You and your sister are alone in the bush. What choices do you have? How will you express your grief, abandonment, fury, and hatred toward your government and the world? Will you choose, or be coerced, to take up arms?

No one knows how many child soldiers there are in Cameroon’s Anglophone regions or other trouble spots in the country, such as the Far North, where Boko Haram terrorizes inhabitants. Videos from the Anglophone regions show children learning to use guns, children talking about killing, children standing with a self-proclaimed leader of an armed separatist group. Stories from hospitals describe lost, orphaned children who wander for days, looking for a home. The trauma is immense, and it is possible that the pain or need for survival drives some children to join a militia that is fighting against the government.

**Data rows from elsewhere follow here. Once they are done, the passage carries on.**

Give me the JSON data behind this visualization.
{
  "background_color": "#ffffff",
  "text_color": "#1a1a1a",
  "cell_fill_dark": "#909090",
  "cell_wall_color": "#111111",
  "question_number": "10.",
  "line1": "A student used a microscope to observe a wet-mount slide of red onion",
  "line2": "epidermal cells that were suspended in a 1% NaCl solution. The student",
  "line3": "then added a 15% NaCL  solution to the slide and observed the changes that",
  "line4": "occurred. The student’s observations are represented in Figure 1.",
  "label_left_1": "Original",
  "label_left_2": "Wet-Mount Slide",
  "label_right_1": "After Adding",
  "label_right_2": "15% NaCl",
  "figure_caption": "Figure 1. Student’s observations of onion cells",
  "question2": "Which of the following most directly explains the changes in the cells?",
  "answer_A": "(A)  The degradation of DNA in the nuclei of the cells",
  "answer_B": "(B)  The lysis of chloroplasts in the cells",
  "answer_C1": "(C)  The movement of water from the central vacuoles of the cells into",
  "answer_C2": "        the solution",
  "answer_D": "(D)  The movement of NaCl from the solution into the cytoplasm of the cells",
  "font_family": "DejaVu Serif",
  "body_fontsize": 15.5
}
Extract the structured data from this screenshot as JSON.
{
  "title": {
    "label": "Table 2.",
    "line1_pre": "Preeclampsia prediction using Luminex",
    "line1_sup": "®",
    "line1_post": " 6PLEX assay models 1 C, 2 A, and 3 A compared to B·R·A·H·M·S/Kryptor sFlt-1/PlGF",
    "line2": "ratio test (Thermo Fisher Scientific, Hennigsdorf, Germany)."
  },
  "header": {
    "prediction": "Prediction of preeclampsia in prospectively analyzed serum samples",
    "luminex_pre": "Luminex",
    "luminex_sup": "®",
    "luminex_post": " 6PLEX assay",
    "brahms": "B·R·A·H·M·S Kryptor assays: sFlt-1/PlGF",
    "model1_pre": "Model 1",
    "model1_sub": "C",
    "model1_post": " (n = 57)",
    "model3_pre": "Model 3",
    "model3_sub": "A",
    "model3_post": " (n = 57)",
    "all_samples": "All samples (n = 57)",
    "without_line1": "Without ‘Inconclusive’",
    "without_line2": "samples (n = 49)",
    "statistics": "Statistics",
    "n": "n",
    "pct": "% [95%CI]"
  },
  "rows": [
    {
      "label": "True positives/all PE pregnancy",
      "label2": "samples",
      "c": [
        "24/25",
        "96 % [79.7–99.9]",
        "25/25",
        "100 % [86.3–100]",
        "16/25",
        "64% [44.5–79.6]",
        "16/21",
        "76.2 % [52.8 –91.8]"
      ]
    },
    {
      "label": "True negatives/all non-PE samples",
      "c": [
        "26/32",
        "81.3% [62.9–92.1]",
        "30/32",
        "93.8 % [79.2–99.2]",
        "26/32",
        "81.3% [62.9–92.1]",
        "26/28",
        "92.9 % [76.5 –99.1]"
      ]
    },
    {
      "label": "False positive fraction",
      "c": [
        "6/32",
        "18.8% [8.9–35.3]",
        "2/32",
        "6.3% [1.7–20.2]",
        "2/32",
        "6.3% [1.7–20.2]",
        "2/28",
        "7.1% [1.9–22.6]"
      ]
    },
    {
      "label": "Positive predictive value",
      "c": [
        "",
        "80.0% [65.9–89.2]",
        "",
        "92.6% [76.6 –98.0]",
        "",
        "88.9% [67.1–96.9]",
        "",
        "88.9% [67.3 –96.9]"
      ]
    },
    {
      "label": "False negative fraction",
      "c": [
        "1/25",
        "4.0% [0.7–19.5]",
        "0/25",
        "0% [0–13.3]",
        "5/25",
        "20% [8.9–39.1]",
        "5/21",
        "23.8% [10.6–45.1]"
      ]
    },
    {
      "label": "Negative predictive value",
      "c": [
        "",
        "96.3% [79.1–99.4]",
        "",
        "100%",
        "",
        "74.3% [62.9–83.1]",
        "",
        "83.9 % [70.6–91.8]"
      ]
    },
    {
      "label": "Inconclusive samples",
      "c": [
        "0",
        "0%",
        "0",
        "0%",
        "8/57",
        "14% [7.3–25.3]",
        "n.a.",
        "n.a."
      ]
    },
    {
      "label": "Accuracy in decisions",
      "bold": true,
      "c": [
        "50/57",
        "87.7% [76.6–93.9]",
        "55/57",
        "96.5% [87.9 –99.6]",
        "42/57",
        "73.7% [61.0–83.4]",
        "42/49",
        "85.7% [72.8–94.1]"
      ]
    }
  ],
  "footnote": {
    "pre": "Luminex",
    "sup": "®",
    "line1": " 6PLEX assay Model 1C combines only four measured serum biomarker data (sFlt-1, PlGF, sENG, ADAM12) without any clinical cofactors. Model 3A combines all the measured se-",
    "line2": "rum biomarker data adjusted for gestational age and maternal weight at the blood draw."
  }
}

With no school lessons to keep children busy, and the loss of mothers, fathers, sisters, and brothers, some have chosen guns in place of books and family, while others have become pregnant. Militias have burned schools, kidnapped students, harmed teachers and headmasters, and worse.

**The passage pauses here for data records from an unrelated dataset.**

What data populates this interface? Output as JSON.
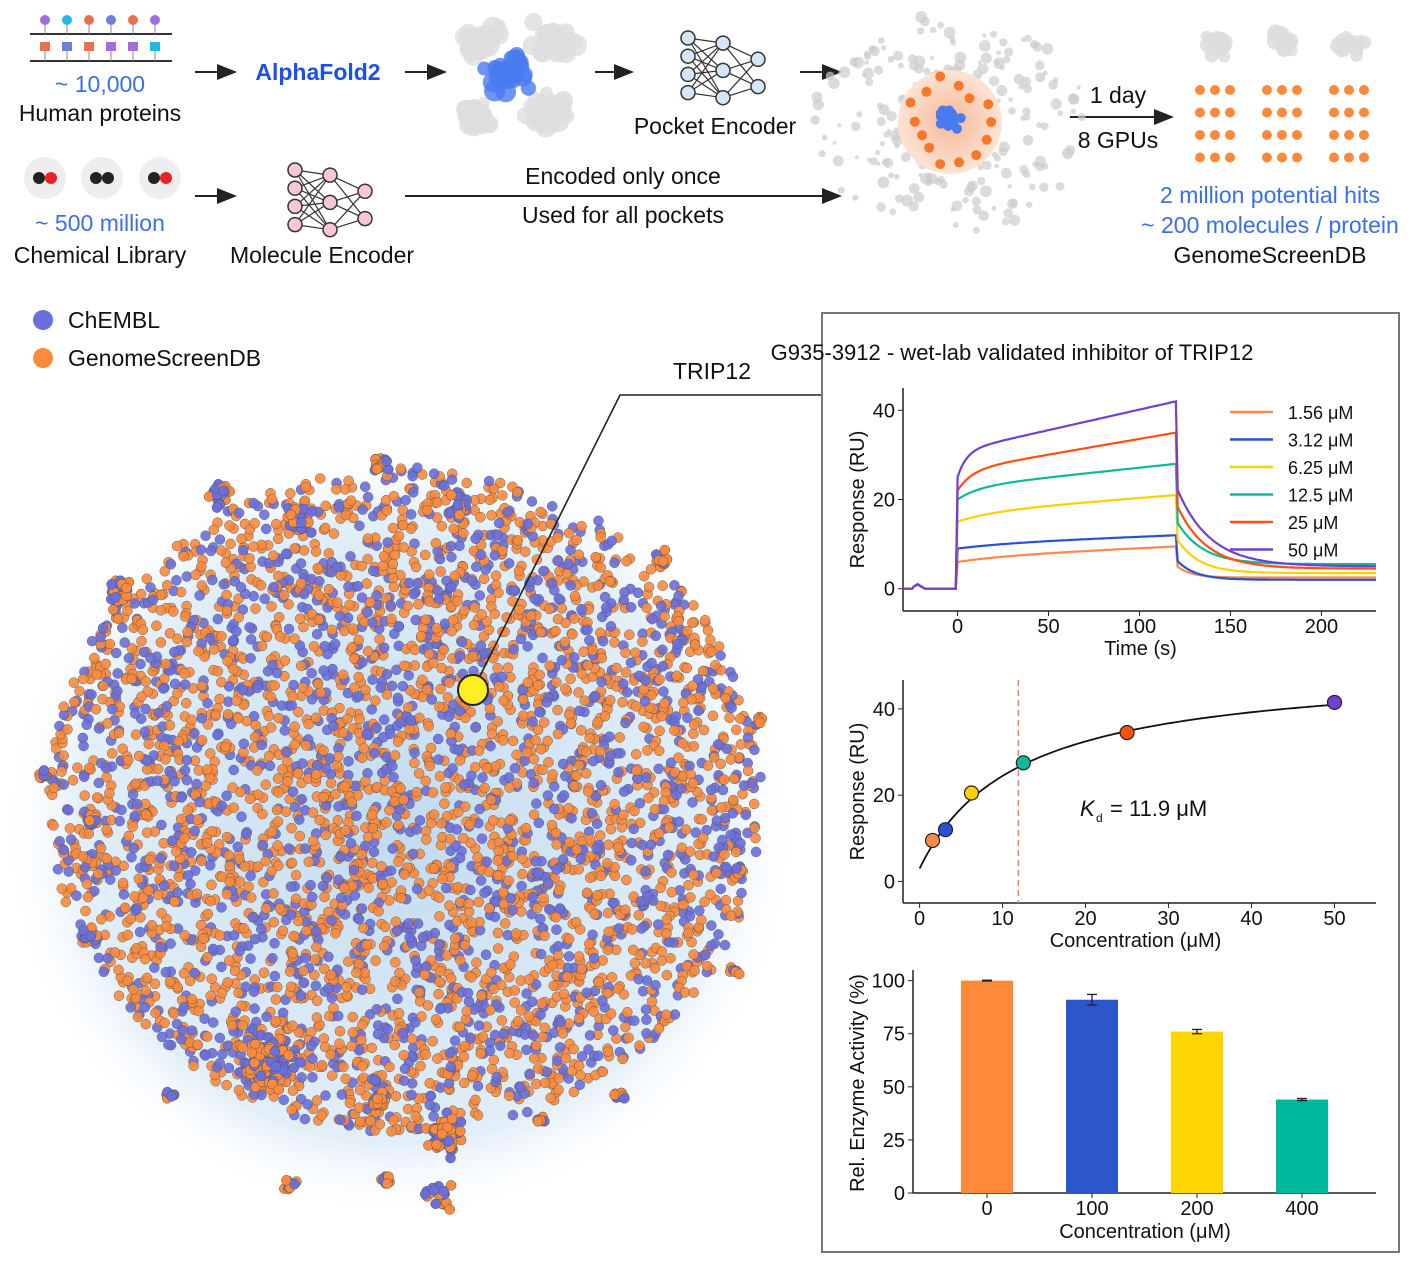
{
  "pipeline": {
    "proteins_count": "~ 10,000",
    "proteins_label": "Human proteins",
    "structure_tool": "AlphaFold2",
    "pocket_encoder": "Pocket Encoder",
    "compute_time": "1 day",
    "compute_gpus": "8 GPUs",
    "hits": "2 million potential hits",
    "per_protein": "~ 200 molecules / protein",
    "db_name": "GenomeScreenDB",
    "library_count": "~ 500 million",
    "library_label": "Chemical Library",
    "molecule_encoder": "Molecule Encoder",
    "encoded_once": "Encoded only once",
    "used_for_all": "Used for all pockets"
  },
  "legend": [
    {
      "label": "ChEMBL",
      "color": "#6b6fdc"
    },
    {
      "label": "GenomeScreenDB",
      "color": "#fb8a3c"
    }
  ],
  "highlight": {
    "label": "TRIP12",
    "color": "#ffee22"
  },
  "panel": {
    "title": "G935-3912 - wet-lab validated inhibitor of TRIP12"
  },
  "chart_data": [
    {
      "type": "line",
      "xlabel": "Time (s)",
      "ylabel": "Response (RU)",
      "xlim": [
        -30,
        230
      ],
      "ylim": [
        -5,
        45
      ],
      "xticks": [
        0,
        50,
        100,
        150,
        200
      ],
      "yticks": [
        0,
        20,
        40
      ],
      "legend_position": "top-right",
      "series": [
        {
          "name": "1.56 μM",
          "color": "#fb8a4a",
          "start": 6,
          "end": 9.5,
          "residual": 2.5
        },
        {
          "name": "3.12 μM",
          "color": "#2a50d0",
          "start": 9,
          "end": 12,
          "residual": 2
        },
        {
          "name": "6.25 μM",
          "color": "#ffd000",
          "start": 15,
          "end": 21,
          "residual": 3.5
        },
        {
          "name": "12.5 μM",
          "color": "#10b89a",
          "start": 20,
          "end": 28,
          "residual": 5.5
        },
        {
          "name": "25 μM",
          "color": "#ff5010",
          "start": 22,
          "end": 35,
          "residual": 4.5
        },
        {
          "name": "50 μM",
          "color": "#7040d0",
          "start": 25,
          "end": 42,
          "residual": 5
        }
      ]
    },
    {
      "type": "scatter",
      "xlabel": "Concentration (μM)",
      "ylabel": "Response (RU)",
      "xlim": [
        -2,
        55
      ],
      "ylim": [
        -5,
        46.7
      ],
      "xticks": [
        0,
        10,
        20,
        30,
        40,
        50
      ],
      "yticks": [
        0,
        20,
        40
      ],
      "x": [
        1.56,
        3.12,
        6.25,
        12.5,
        25,
        50
      ],
      "y": [
        9.5,
        12,
        20.5,
        27.5,
        34.5,
        41.5
      ],
      "colors": [
        "#fb8a4a",
        "#2a50d0",
        "#ffd000",
        "#10b89a",
        "#ff5010",
        "#7040d0"
      ],
      "kd_value": 11.9,
      "kd_label": "= 11.9 μM",
      "kd_symbol": "K",
      "kd_sub": "d"
    },
    {
      "type": "bar",
      "xlabel": "Concentration (μM)",
      "ylabel": "Rel. Enzyme Activity (%)",
      "ylim": [
        0,
        105
      ],
      "yticks": [
        0,
        25,
        50,
        75,
        100
      ],
      "categories": [
        "0",
        "100",
        "200",
        "400"
      ],
      "values": [
        100,
        91,
        76,
        44
      ],
      "errors": [
        0.2,
        2.5,
        1,
        0.5
      ],
      "colors": [
        "#fd8a38",
        "#2d55cc",
        "#ffd500",
        "#00b89c"
      ]
    }
  ]
}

Although the Cameroonian government has signed the UN Safe Schools Declaration, its military has not kept schools safe, and even burned down a school in Eka, verified by University of California-Berkeley’s Human Rights Centre (https://dataverse.scholarsportal.info/dataset.xhtml?persistentId=doi:10.5683/SP2/QF5HP7).

The uneducated generation of Anglophone youth taking shape may cause child soldiers and others to become permanent fighters or criminals bereft of other economic survival skills.

Use of child soldiers constitutes a war crime under International Humanitarian Law. Currently this law pertains to those under 15 years, but a universal change to under 18 is underway. Use of child soldiers encompasses more than fighting—it includes using children as spies, shields, porters, and so on. Last month, the Centre for Human Rights and Democracy in Africa published a pamphlet to educate both military and separatist fighters about humanitarian law, which includes a scenario about child soldiers (https://www.chrda.org/wp-content/uploads/2020/01/EDUCATION-Three.pdf).

In the age of ‘never again,’ the world must stand together to protect children, because using them as weapons of war is not normal and, in fact, is unconscionable. Indeed, the term ‘child soldier’ is an embarrassment for the world of today. A true and proud soldier, whether in Cameroon or elsewhere, will always protect and never intentionally harm civilians, and will always protect and never intentionally recruit or harm children.

Thus:

It is the responsibility of the Cameroon government to urgently seek a peaceful resolution to the Anglophone Crisis so that children may become children again.

It is the responsibility of non-state armed separatist militias to neither accept nor coerce fighters under the age of 18, to lift the ban on schools, and enter negotiations for peace.

The United Nations (UN) and the African Union Commission (AU), among other world bodies, should be actively assisting Cameroon in the Anglophone regions to “silence the guns,” which is the AU’s theme for 2020. Guns and other weapons have no place in the hands of children.

On this International Day Against the Use of Child Soldiers, we call on the belligerents in Cameroon and all other countries of the world to treat children as children.

*Barrister Felix Agbor Nkongho is President of the Centre for Human Rights and Democracy in Africa, based in Cameroon.